An attorney who represented Yorker Albert Snyder in his high-profile U.S. Supreme Court case has announced his candidacy for the 4th Congressional District, becoming at least the fourth Republican who wants the seat when Rep. Todd Platts retires.

Sean Summers, a 42-year-old partner with York's Barley Snyder Attorneys at Law, announced his candidacy Monday afternoon at his downtown law office.

Summers has practiced with the firm since 2004, litigating in areas such as business and commercial suits and civil rights.

He's best known for the Snyder suit, in which he represented a Spring Garden Township father who argued that free speech should not have covered the Westboro Baptist Church members who protested at his son's funeral. Last year, the court ruled the protestors were within their constitutional rights when they picketed at the funeral of Lance Cpl. Matthew Snyder, claiming U.S. soldiers die to pay for America's tolerance of homosexuality.

New to politics: While he has made a name in the courtroom, Summers he's hoping voters will look favorably on his lack of political experience.

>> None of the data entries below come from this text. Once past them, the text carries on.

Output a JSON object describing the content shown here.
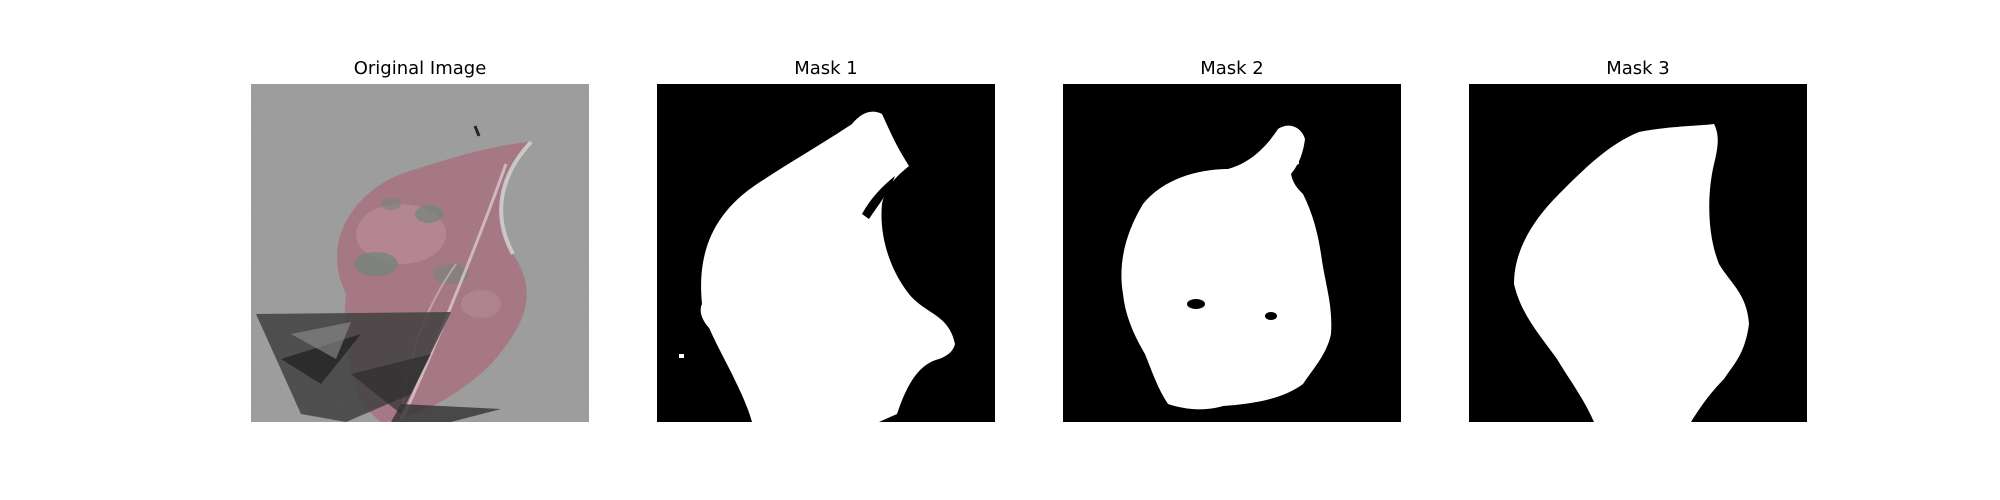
{
  "figure": {
    "panels": [
      {
        "title": "Original Image",
        "kind": "photo"
      },
      {
        "title": "Mask 1",
        "kind": "mask"
      },
      {
        "title": "Mask 2",
        "kind": "mask"
      },
      {
        "title": "Mask 3",
        "kind": "mask"
      }
    ]
  },
  "colors": {
    "background": "#ffffff",
    "mask_foreground": "#ffffff",
    "mask_background": "#000000",
    "photo_background": "#9a9a9a",
    "leaf_tint": "#a87482"
  }
}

"It's a mixed blessing," the Manchester Township resident said Monday. "I've never been a politician, so I'm not standing in line thinking I'm entitled to it. On the down side...I don't know the people to ask for money. All of the insiders have the upper hand."

Platts said he's retiring to spend more time with his family and to uphold his view on a 12-year term limit. Summers said he would serve only 12 years.

"I have no problem saying that today with no hesitation," he said. "I've no desire to spend 30, 40 years in Congress. When (Platts) came out and said he was going to abide by his self-imposed term limits, my stock in him went through the roof."

Summers said finances would be his biggest priority, as job creation and the overall health of the economy depend on the government slowing its rate of spending.

"If you had those personal spending habits, the bank would probably cut you off in two months," he said.

He's not in favor of raising the debt ceiling, and he'd be willing to "make the tough choices that will eventually have to be made."

"In my opinion, we don't need a federal Department of Education," he said.

He said local school boards make spending decisions and the state's Department of Education oversees the local boards. The third tier is unnecessary, and he would downsize or eliminate it, he said.

Flat tax: Summers said he's also in favor of a flat tax, which he believes would generate more income.

"The lower tier pays little tax. A large chunk in the middle pay excessive tax and the very, very minimal tax because we have a lot of lobbyists in Congress to get favoritism," he said.

He thinks the tax code should be streamlined and loopholes eliminated.

A former prosecutor with the U. S. Army JAG Corps, Summers said veterans causes are also important to him.

For example, he would support a system under which vets could have more healthcare options, "instead of being forced into the VA health system."

Summers said he would be a very vocal representative, using his public speaking skills to set himself apart from the crowd in Washington.

"Going to Congress and debating, I'm sure that's a tough task," he said. "But try debating the First Amendment with Justice (Antonin) Scalia. It's certainly no small feat."

Growing slate: Summers' competition on the Republican ballot will include County Commissioner Chris Reilly, State Rep. Scott Perry, R-Dillsburg, and Ted Waga, a Republican and member of the York 912 Patriots. President Commissioner Steve Chronister has also said he's considering a run.

Democrats Harry Perkinson of York Township and attorney Ken Lee of Harrisburg have declared their candidacies, as has Hopewell Township Libertarian Mike Koffenberger.

Also considering runs are Republican Mike Smeltzer, who heads the Manufacturers' Association of South Central Pennsylvania and ran against Platts in the 2010 primary, and Red Lion Democrat Ryan Sanders, who ran against Platts in 2010.